Certainly it's not what I expected! My worst nightmare was being a single mum and I thought I did what I could to avoid this (though obviously not having a kid is the only surefire way). Now here I am. Jury's still out on how miserable this life is (or isn't).

VenusClapTrap · 26/11/2019 13:23

It’s not worked out how I expected at all, and has included a huge tragedy, but apart from that it is better than my wildest dreams.

Well maybe not my wildest dreams -I’d have married Morten Harket if those had come true Grin. But I have been very lucky.

ThePolishWombat · 26/11/2019 13:25

So far so good - just not what I expected!!

I was expecting that my military career that began at 16 would last a lot longer than 4 years....I never ever imagined I’d have married DH and had 3 kids by the age of 25!

TakeANote · 26/11/2019 13:27

Great question!

Worse in some ways but better in others. I have lovely, healthy children. But I don’t much like being a mum. Divorce was also a shock.

I thought I’d have an enjoyable career. Fell very far short there.

But I am healthy and not mad and I’ve had a good life in other ways. So it’s hard to calculate I guess. What about you OP?

Majorcollywobble · 26/11/2019 13:28

Better than expected.
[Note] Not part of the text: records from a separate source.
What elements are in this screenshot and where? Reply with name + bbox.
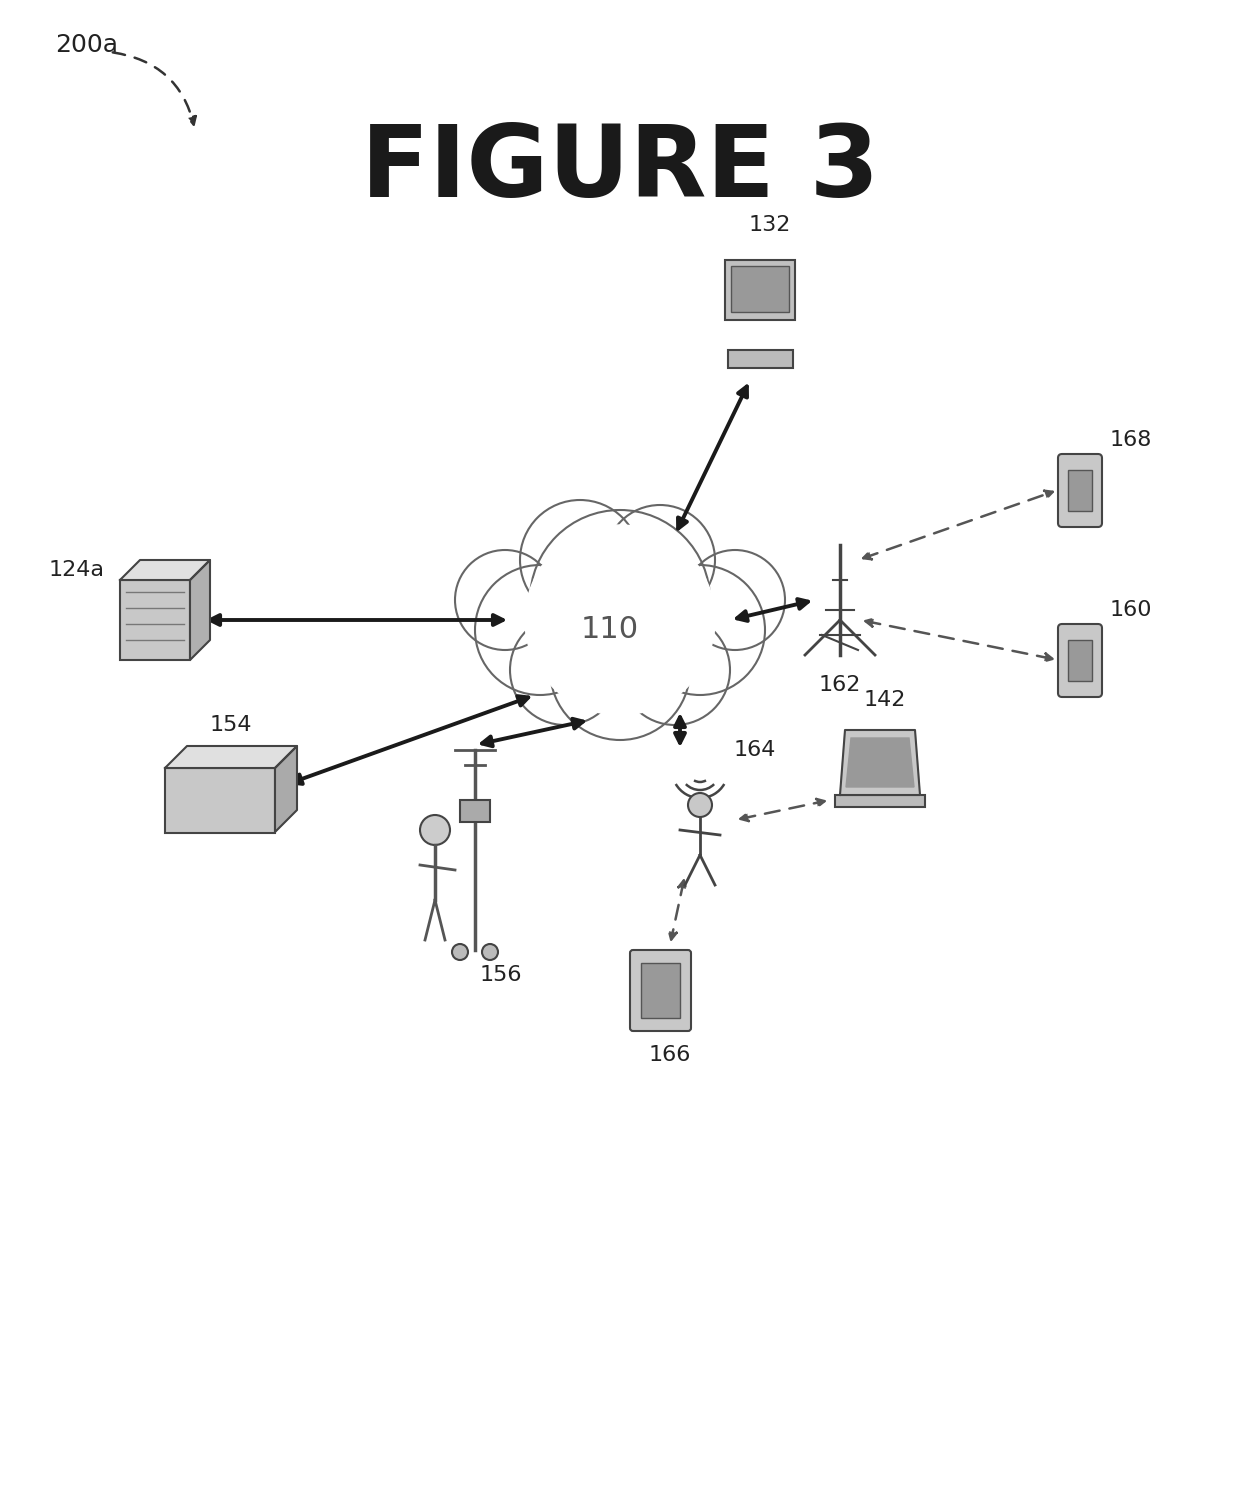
Circle shape xyxy=(482,943,498,960)
Circle shape xyxy=(635,565,765,695)
Circle shape xyxy=(475,565,605,695)
Text: 160: 160 xyxy=(1110,599,1152,620)
FancyBboxPatch shape xyxy=(1058,623,1102,697)
Circle shape xyxy=(551,599,689,740)
Polygon shape xyxy=(120,560,210,580)
Bar xyxy=(835,795,925,807)
Text: 154: 154 xyxy=(210,715,253,734)
Bar xyxy=(165,768,275,834)
Text: 142: 142 xyxy=(864,689,906,710)
Polygon shape xyxy=(165,746,298,768)
Text: 168: 168 xyxy=(1110,430,1152,451)
Bar xyxy=(725,260,795,320)
Bar xyxy=(641,963,680,1018)
Circle shape xyxy=(455,550,556,650)
Text: 162: 162 xyxy=(818,674,862,695)
FancyBboxPatch shape xyxy=(630,949,691,1030)
Bar xyxy=(1068,640,1092,680)
Bar xyxy=(728,350,794,368)
Polygon shape xyxy=(846,737,914,787)
Circle shape xyxy=(684,550,785,650)
Polygon shape xyxy=(190,560,210,659)
Text: 166: 166 xyxy=(649,1045,691,1065)
Text: 124a: 124a xyxy=(50,560,105,580)
FancyBboxPatch shape xyxy=(1058,454,1102,527)
Circle shape xyxy=(420,816,450,846)
Circle shape xyxy=(620,614,730,725)
Circle shape xyxy=(520,500,640,620)
Circle shape xyxy=(510,614,620,725)
Text: 164: 164 xyxy=(734,740,776,760)
Text: 200a: 200a xyxy=(55,33,118,57)
Polygon shape xyxy=(275,746,298,832)
Bar xyxy=(1068,470,1092,511)
FancyArrowPatch shape xyxy=(113,53,196,125)
Text: 132: 132 xyxy=(749,215,791,234)
Circle shape xyxy=(605,505,715,614)
Circle shape xyxy=(525,526,715,715)
Circle shape xyxy=(529,511,711,689)
Circle shape xyxy=(688,793,712,817)
Text: 156: 156 xyxy=(480,964,522,985)
Bar xyxy=(460,801,490,822)
Text: FIGURE 3: FIGURE 3 xyxy=(361,122,879,218)
Bar xyxy=(732,266,789,312)
Polygon shape xyxy=(839,730,920,795)
Circle shape xyxy=(453,943,467,960)
Bar xyxy=(120,580,190,659)
Text: 110: 110 xyxy=(580,616,639,644)
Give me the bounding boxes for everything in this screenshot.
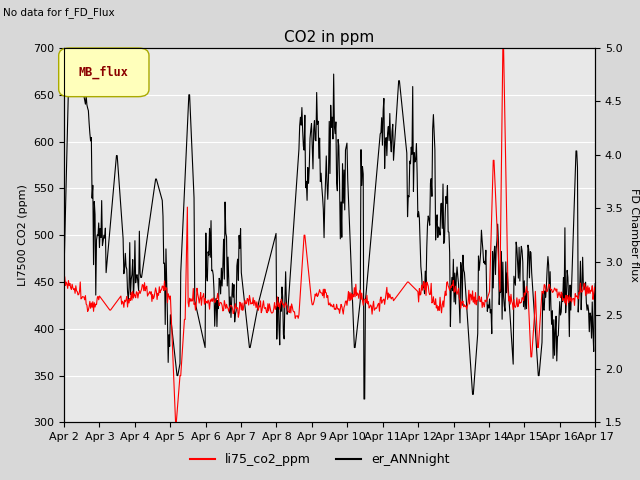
- Text: No data for f_FD_Flux: No data for f_FD_Flux: [3, 7, 115, 18]
- Legend: li75_co2_ppm, er_ANNnight: li75_co2_ppm, er_ANNnight: [186, 448, 454, 471]
- Y-axis label: LI7500 CO2 (ppm): LI7500 CO2 (ppm): [17, 184, 28, 286]
- Title: CO2 in ppm: CO2 in ppm: [284, 30, 375, 46]
- Y-axis label: FD Chamber flux: FD Chamber flux: [629, 188, 639, 282]
- FancyBboxPatch shape: [59, 48, 149, 96]
- Text: MB_flux: MB_flux: [79, 66, 129, 79]
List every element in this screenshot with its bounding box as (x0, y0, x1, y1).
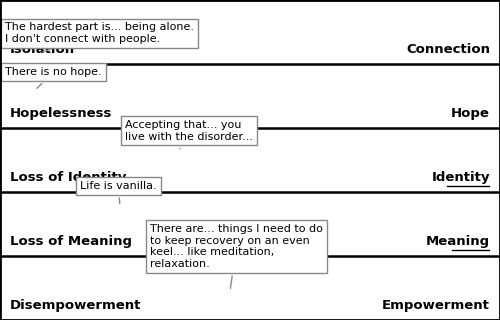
Text: Life is vanilla.: Life is vanilla. (80, 181, 156, 204)
Text: The hardest part is... being alone.
I don't connect with people.: The hardest part is... being alone. I do… (5, 22, 194, 52)
Text: Hope: Hope (451, 107, 490, 120)
Text: Loss of Meaning: Loss of Meaning (10, 235, 132, 248)
Text: Isolation: Isolation (10, 43, 75, 56)
Text: Disempowerment: Disempowerment (10, 299, 141, 312)
Text: There is no hope.: There is no hope. (5, 67, 102, 88)
Text: Identity: Identity (432, 171, 490, 184)
Text: Loss of Identity: Loss of Identity (10, 171, 126, 184)
Text: Meaning: Meaning (426, 235, 490, 248)
Text: Accepting that... you
live with the disorder...: Accepting that... you live with the diso… (125, 120, 253, 149)
Text: Connection: Connection (406, 43, 490, 56)
Text: There are... things I need to do
to keep recovery on an even
keel... like medita: There are... things I need to do to keep… (150, 224, 323, 288)
Text: Hopelessness: Hopelessness (10, 107, 113, 120)
Text: Empowerment: Empowerment (382, 299, 490, 312)
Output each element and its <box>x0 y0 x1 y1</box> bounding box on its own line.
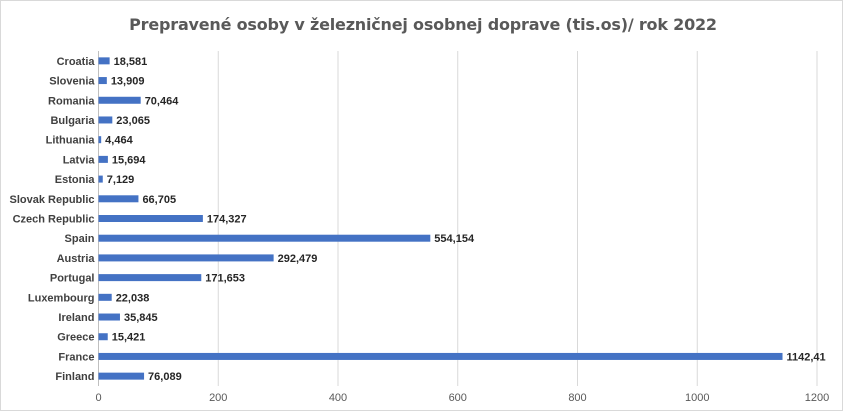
category-label: Portugal <box>50 273 95 285</box>
x-tick-label: 200 <box>209 392 227 404</box>
data-label: 13,909 <box>111 76 145 88</box>
category-label: Croatia <box>57 56 96 68</box>
bar-finland <box>98 372 145 380</box>
x-tick-label: 1200 <box>805 392 829 404</box>
bar-lithuania <box>98 136 102 144</box>
data-label: 66,705 <box>142 194 176 206</box>
bar-spain <box>98 234 431 242</box>
bar-croatia <box>98 57 110 65</box>
x-tick-label: 400 <box>329 392 347 404</box>
category-label: Latvia <box>63 154 96 166</box>
bar-france <box>98 352 783 360</box>
data-label: 18,581 <box>114 56 148 68</box>
category-label: Spain <box>65 233 95 245</box>
category-label: Romania <box>48 95 95 107</box>
category-label: Ireland <box>58 312 94 324</box>
data-label: 22,038 <box>116 292 150 304</box>
data-label: 15,421 <box>112 332 146 344</box>
data-label: 174,327 <box>207 214 247 226</box>
bar-estonia <box>98 175 103 183</box>
category-label: Luxembourg <box>28 292 95 304</box>
x-tick-label: 800 <box>568 392 586 404</box>
labels: 0 200 400 600 800 1000 1200 Croatia 18,581 Sloven… <box>10 56 830 404</box>
category-label: France <box>58 351 94 363</box>
bar-luxembourg <box>98 293 112 301</box>
data-label: 23,065 <box>116 115 150 127</box>
bar-slovak-republic <box>98 195 139 203</box>
data-label: 15,694 <box>112 154 147 166</box>
category-label: Finland <box>55 371 94 383</box>
data-label: 292,479 <box>278 253 318 265</box>
category-label: Bulgaria <box>50 115 95 127</box>
category-label: Slovak Republic <box>10 194 95 206</box>
data-label: 35,845 <box>124 312 158 324</box>
bar-latvia <box>98 155 108 163</box>
category-label: Lithuania <box>46 135 96 147</box>
data-label: 76,089 <box>148 371 182 383</box>
bar-slovenia <box>98 77 107 85</box>
data-label: 70,464 <box>145 95 180 107</box>
bar-portugal <box>98 274 202 282</box>
data-label: 7,129 <box>107 174 135 186</box>
x-tick-label: 600 <box>449 392 467 404</box>
data-label: 1142,41 <box>787 351 826 363</box>
x-tick-label: 0 <box>95 392 101 404</box>
data-label: 554,154 <box>434 233 475 245</box>
category-label: Czech Republic <box>13 214 95 226</box>
category-label: Austria <box>57 253 96 265</box>
bar-romania <box>98 96 141 104</box>
category-label: Greece <box>57 332 94 344</box>
chart-title: Prepravené osoby v železničnej osobnej d… <box>129 15 717 34</box>
bars <box>98 57 783 380</box>
bar-czech-republic <box>98 215 203 222</box>
bar-austria <box>98 254 274 262</box>
bar-ireland <box>98 313 120 321</box>
data-label: 4,464 <box>105 135 133 147</box>
bar-bulgaria <box>98 116 113 124</box>
category-label: Slovenia <box>49 76 95 88</box>
bar-greece <box>98 333 108 341</box>
data-label: 171,653 <box>205 273 245 285</box>
x-tick-label: 1000 <box>685 392 709 404</box>
category-label: Estonia <box>55 174 96 186</box>
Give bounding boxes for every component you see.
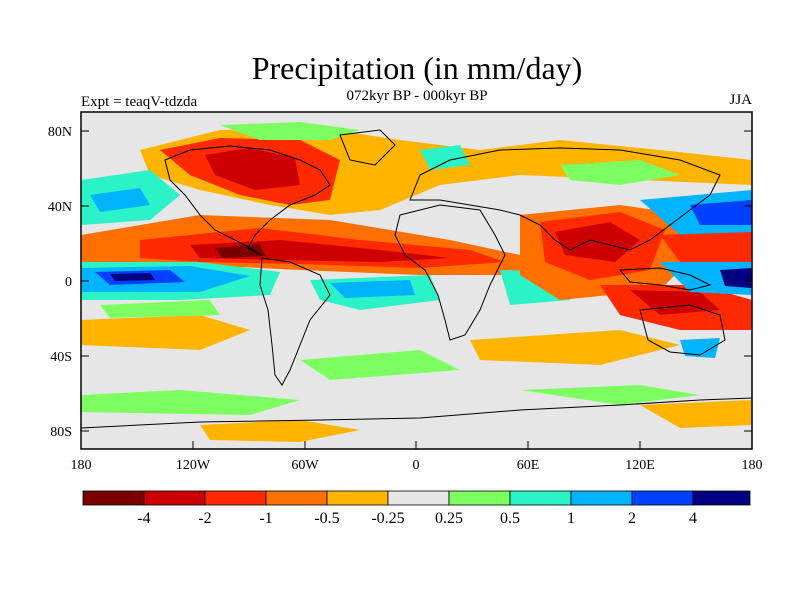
anomaly-region-greenland-cyan [420, 145, 470, 170]
colorbar-label-1: -2 [198, 510, 211, 527]
colorbar-label-2: -1 [259, 510, 272, 527]
anomaly-region-central-america-dark [215, 244, 265, 258]
anomaly-region-arctic-green [220, 122, 360, 140]
lat-tick-marks [81, 130, 752, 432]
anomaly-region-northwest-pacific-darkblue [690, 200, 752, 225]
lon-label-0: 0 [413, 458, 420, 473]
colorbar-box-10 [692, 490, 751, 506]
colorbar: -4 -2 -1 -0.5 -0.25 0.25 0.5 1 2 4 [82, 490, 751, 527]
lon-tick-marks [80, 441, 753, 449]
anomaly-region-north-america-core [205, 148, 300, 190]
anomaly-region-southern-ocean-east-green [520, 385, 700, 405]
colorbar-box-2 [204, 490, 267, 506]
anomaly-region-antarctic-orange [200, 420, 360, 442]
lat-label-40s: 40S [50, 350, 72, 365]
coastline-north-america [164, 145, 331, 257]
anomaly-region-southern-ocean-green [81, 390, 300, 415]
colorbar-label-7: 1 [567, 510, 575, 527]
colorbar-box-3 [265, 490, 328, 506]
colorbar-box-7 [509, 490, 572, 506]
coastline-indonesia [618, 267, 712, 291]
colorbar-box-9 [631, 490, 694, 506]
coastline-greenland [339, 129, 396, 166]
anomaly-region-siberia-green [560, 160, 680, 185]
colorbar-box-8 [570, 490, 633, 506]
anomaly-region-north-pacific-blue [90, 188, 150, 212]
colorbar-label-8: 2 [628, 510, 636, 527]
anomaly-region-indian-ocean-orange [470, 330, 680, 365]
anomaly-region-west-pacific-navy [720, 268, 752, 288]
anomaly-region-eq-pacific-navy [110, 273, 155, 281]
colorbar-box-4 [326, 490, 389, 506]
lon-label-60w: 60W [291, 458, 319, 473]
colorbar-label-4: -0.25 [371, 510, 404, 527]
anomaly-region-australia-blue [680, 338, 720, 358]
lat-label-80s: 80S [50, 425, 72, 440]
figure-title: Precipitation (in mm/day) [251, 50, 583, 86]
lon-label-60e: 60E [517, 458, 540, 473]
colorbar-label-0: -4 [137, 510, 150, 527]
lat-label-80n: 80N [48, 125, 72, 140]
lon-label-120e: 120E [625, 458, 655, 473]
anomaly-region-eq-atlantic-blue [330, 280, 415, 298]
lon-label-120w: 120W [176, 458, 211, 473]
coastline-africa [394, 204, 506, 341]
lon-label-180e: 180 [742, 458, 763, 473]
colorbar-box-5 [387, 490, 450, 506]
anomaly-region-south-atlantic-green [300, 350, 460, 380]
colorbar-label-6: 0.5 [500, 510, 520, 527]
coastlines [81, 129, 752, 429]
colorbar-box-0 [82, 490, 145, 506]
colorbar-label-9: 4 [689, 510, 697, 527]
season-label: JJA [729, 92, 752, 108]
colorbar-label-5: 0.25 [435, 510, 463, 527]
coastline-antarctica [81, 397, 752, 429]
anomaly-region-south-pacific-orange [81, 315, 250, 350]
precipitation-anomaly-field [81, 122, 752, 442]
lat-label-40n: 40N [48, 200, 72, 215]
experiment-label: Expt = teaqV-tdzda [81, 94, 198, 110]
colorbar-label-3: -0.5 [314, 510, 339, 527]
coastline-south-america [259, 257, 331, 386]
anomaly-region-west-pacific-red-upper [660, 232, 752, 262]
anomaly-region-antarctic-east-orange [640, 400, 752, 428]
anomaly-region-south-pacific-green [100, 300, 220, 318]
coastline-eurasia [409, 147, 721, 251]
figure-subtitle: 072kyr BP - 000kyr BP [346, 88, 488, 104]
colorbar-box-6 [448, 490, 511, 506]
colorbar-box-1 [143, 490, 206, 506]
lat-label-0: 0 [65, 275, 72, 290]
lon-label-180w: 180 [71, 458, 92, 473]
coastline-australia [639, 304, 726, 356]
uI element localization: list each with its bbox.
Made some poor decisions when younger such as not pursuing education at the right age but went to Uni as a mature student . Had some MH issues but have been given amazing medical help through the good old reviled NHS . Was told would never be able to have children but am now a mother and grandmother albeit an elderly one . Luckily fit enough to chase GS around and walk beloved dogs . Have been able to help the kids financially and in other emotional and practical ways . Feel very grateful for good health and don’t take it for granted . Have just enough money .
So sorry to hear some of you have had real difficulties one way and another . Some people appear to lead completely charmed lives whilst so many struggle .I feel I’ve been lucky and try to give something back every day .
@Namestranger
Well done !!!!

GreeboIsMySpiritAnimal · 26/11/2019 13:29

Better than expected. I'm happily married, have two gorgeous, healthy, clever kids, a nice home and am financially comfortable. I'm building a career in an industry I've always wanted to work in, and thanks to BIWI's Bootcamp I'm in better shape than I was in my 20s.

I feel very fortunate.

Namestranger · 26/11/2019 13:30

Thanks Majorcollywobble - I'll be posting a handhold thread on Friday for sure though!

Atalune · 26/11/2019 13:34

Much better.

Came from poor family, abusive father, terrible schooling.

Left at 17 and never looked back. I feel I am the way I am in spite of the start I had.

Comfortably off, incredible family and friends, job I love and good health.

Sometimes I worry that it will all come crashing down as I can’t believe my luck sometime.

Ilovethekitties · 26/11/2019 13:34

Better so far!

28 and a homeowner (which I am very proud of as I am in the well known 'generation rent' age category). I have a job that I love and genuinely enjoy the people I work with. DP is a funny, kind and caring person. I worked two jobs (13 hours a day, seven days a week) for a year when I was 24 and went travelling around Asia for six months and have managed to go somewhere new an exciting every year.

Currently 37 weeks pregnant with £10k in the bank (that we worked very hard to save) so I can take a years maternity leave. I just hope that the birth goes well and baby is okay. I don't know what life will bring after baby is born with the change in dynamics!!!!

ComeTheFuck0nBridget · 26/11/2019 13:47

I'm not sure, it might depend on which day you ask me. Dislike my job, lost one of my parents very tragically, struggling to conceive. But on the positive side I have a lovely DH, have travelled a lot and not doing too badly financially. Life is hard though.